A drone was shot looking down on SpaceX's Super Heavy booster during a test of its 33 Raptor engines on Monday.
Larger / A drone was shot looking down on SpaceX’s Super Heavy booster during a test of its 33 Raptor engines on Monday.

It’s still unclear how long SpaceX’s Falcon 9 rocket will stay on the ground as engineers investigate a rare launch failure last week, but the next test flight of the company’s next-generation Starship vehicle appears to be on the way. due to rise next month.

On Monday, SpaceX tested the 33 Raptor engines on the Starship rocket’s Super Heavy booster at the company’s Starbase facility in South Texas. The methane-fueled engines fired for about eight seconds, long enough for SpaceX engineers to verify the normal operation of all systems. At full power, the 33 engines generated nearly 17 million pounds of thrust, twice the power output of NASA’s iconic Saturn V Moon rocket.

SpaceX confirmed that the static fire test reached its full duration and crews drained methane and liquid oxygen from the rocket, known as Booster 12 in the company’s inventory of ships and boosters. The upper stage for the next Starship test flight, known as Ship 30, completed the static fire of its six Raptor engines in May.

During Starship’s fourth flight on June 6, SpaceX successfully guided the Super Heavy booster into a controlled descent into the Gulf of Mexico east of Starbase. The spacecraft continued into space and completed half a lap around the planet before re-entering the atmosphere for a directed propellant splash in the Indian Ocean.

This was the first time that SpaceX succeeded in bringing the booster and spacecraft close to the intended launch sites. The targeted water landing of the Super Heavy booster gave SpaceX officials the confidence to attempt to recover the booster on the next flight to Starbase, where the giant articulating arms — colloquially known as “sticks” — on the launch tower will try to catch the rocket as it slows to a halt just above the launch pad.
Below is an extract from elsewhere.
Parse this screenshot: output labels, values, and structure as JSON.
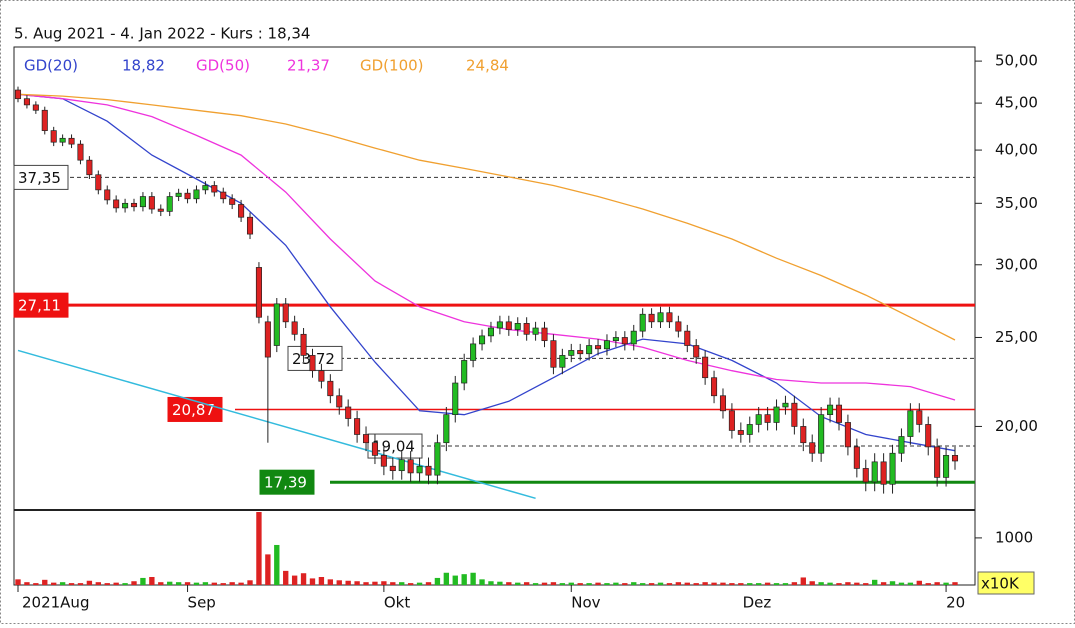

Kathy Lueders, SpaceX’s general manager at Starbase, told local residents last month that SpaceX was still considering whether to try to catch the booster on the next flight. The capture concept is bold and completely different from how SpaceX recovers Falcon 9 boosters, but SpaceX officials believe it’s the best way to recover boosters for rapid reuse. Earlier this month, SpaceX released a teaser video for the next Starship flight suggesting that a booster capture was back on the table.

SpaceX will also use Starship’s fifth test flight to test an improved heat shield on the shuttle, or upper stage, after re-entry heating damaged the vehicle during descent on its previous flight last month. Working inside a hangar not far from the launch pad, technicians are replacing thousands of ceramic tiles on the outer skin of Shuttle 30.

Once that work is complete, SpaceX will place the spacecraft atop the booster and can conduct a full countdown test a few days before the first launch attempt, which could happen as early as August.

Meanwhile, construction of a second launch pad at Starbase is underway. Construction crews have assembled the first few segments of the web launch tower a short distance from the existing Starship launch pad. Within a few years, SpaceX aims to have two active launch pads in Texas and two Starship launch sites in Florida to support an increasing Starship flight rate.

These Starship missions will launch Starlink Internet satellites, conduct in-orbit fuel tests and support NASA’s Artemis lunar program.